## FANDOM

9 Pages

Linear motion is when an object moves on a straight line.There are two types of linear motion: uniform linear motion (when the acceleration is zero and the velocity is constant) and non uniform linear motion (when the acceleration isn't zero and the velocity is varriable).

## Uniform Linear Motion

In uniform linear motion the velocity is constant so the kinematic equations are:

$v = \frac{\Delta x}{\Delta t}$ (1.1)

$x = v\Delta t$ (1.2)

$t = \frac{\Delta x}{v}$ (1.3)

## Non-Uniform Linear Motion

In non-uniform motion the velocity isn't constant since there is some acceleration $a$.

The kinematic equations for constant acceleration are:

$v_f = v_i + at$ (2.1)

$x = v_it + \frac{1}{2}at^2$ (2.2)

Here,

$v_i$ is the initial speed,

$v_f$ is the final speed,

$t$ is the time

$a$ is the acceleration (it can be either positive or negative)
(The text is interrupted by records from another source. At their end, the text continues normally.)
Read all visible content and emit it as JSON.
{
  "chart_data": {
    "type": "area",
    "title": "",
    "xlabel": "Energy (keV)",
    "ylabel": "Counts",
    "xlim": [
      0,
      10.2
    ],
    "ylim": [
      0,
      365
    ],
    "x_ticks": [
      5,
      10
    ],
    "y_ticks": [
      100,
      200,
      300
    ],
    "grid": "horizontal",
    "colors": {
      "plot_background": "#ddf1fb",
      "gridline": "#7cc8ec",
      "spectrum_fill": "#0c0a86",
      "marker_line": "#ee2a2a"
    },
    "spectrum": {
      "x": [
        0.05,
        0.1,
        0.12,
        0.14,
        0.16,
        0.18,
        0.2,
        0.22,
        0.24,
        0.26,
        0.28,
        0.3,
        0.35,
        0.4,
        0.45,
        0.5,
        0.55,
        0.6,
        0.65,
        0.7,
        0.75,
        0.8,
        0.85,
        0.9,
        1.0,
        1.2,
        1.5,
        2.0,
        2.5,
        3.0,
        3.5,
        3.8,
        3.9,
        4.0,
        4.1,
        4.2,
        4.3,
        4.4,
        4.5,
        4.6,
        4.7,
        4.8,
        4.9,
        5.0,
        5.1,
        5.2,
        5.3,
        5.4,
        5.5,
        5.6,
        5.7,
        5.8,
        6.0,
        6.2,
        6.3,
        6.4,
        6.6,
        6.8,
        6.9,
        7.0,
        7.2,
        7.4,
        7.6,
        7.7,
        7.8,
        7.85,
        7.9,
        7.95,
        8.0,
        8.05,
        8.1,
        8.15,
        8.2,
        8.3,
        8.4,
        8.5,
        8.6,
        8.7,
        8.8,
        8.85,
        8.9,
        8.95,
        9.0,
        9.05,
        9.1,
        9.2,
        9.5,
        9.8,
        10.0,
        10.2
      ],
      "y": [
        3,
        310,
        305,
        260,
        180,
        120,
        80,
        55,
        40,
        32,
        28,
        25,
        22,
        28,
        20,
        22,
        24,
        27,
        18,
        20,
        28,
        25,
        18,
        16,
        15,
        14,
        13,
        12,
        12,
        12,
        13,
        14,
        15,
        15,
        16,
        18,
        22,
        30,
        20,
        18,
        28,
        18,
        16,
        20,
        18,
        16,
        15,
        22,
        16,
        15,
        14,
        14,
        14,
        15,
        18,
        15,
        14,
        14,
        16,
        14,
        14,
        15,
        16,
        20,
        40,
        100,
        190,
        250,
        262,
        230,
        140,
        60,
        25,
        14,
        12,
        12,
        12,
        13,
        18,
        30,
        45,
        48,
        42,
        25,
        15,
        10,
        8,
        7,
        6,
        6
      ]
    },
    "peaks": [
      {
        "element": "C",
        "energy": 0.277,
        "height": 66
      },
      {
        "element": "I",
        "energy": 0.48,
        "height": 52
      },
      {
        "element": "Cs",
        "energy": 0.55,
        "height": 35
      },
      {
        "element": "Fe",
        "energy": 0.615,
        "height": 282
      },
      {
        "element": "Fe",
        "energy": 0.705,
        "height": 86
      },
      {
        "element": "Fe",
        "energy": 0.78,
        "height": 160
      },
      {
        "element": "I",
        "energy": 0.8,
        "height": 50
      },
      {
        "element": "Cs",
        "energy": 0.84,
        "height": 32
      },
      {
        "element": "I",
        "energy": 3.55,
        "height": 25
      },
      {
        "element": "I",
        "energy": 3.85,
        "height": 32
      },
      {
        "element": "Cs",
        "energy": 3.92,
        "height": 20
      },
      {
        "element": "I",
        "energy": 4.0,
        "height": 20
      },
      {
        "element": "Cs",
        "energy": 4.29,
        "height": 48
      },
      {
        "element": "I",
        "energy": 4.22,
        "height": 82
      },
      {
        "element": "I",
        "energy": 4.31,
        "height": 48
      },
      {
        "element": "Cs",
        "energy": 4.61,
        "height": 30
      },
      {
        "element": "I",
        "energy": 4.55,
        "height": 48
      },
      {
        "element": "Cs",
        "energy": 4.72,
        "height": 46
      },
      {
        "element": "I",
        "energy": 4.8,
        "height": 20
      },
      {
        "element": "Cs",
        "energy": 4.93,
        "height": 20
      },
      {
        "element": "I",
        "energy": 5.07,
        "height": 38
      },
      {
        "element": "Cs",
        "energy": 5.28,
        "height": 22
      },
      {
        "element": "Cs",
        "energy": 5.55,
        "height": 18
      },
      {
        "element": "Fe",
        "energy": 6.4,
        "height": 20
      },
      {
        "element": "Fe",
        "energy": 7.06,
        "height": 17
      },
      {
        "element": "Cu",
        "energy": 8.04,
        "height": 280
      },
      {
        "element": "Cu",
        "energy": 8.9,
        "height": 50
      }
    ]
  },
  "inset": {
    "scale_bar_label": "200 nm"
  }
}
## Mathematical proof for the above formulas

$a = \frac{dv}{dt}$

$dv = adt$

$\textstyle \int\limits_{v_i}^{v_f} dv = \textstyle \int\limits_{0}^{t} adt$

$v_f - v_i = at$

$v_f = v_i + at$ (2.1)

$v = \frac{dx}{dt}$

$\frac{dx}{dt} = v_i + at$ (from (2.1))

$dx = (v_i + at)dt$

$\textstyle \int\limits_{0}^{x} dx = \textstyle \int\limits_{0}^{t}(v_i + at)dt$

$x = v_it + \frac{1}{2}at^2$ (2.2)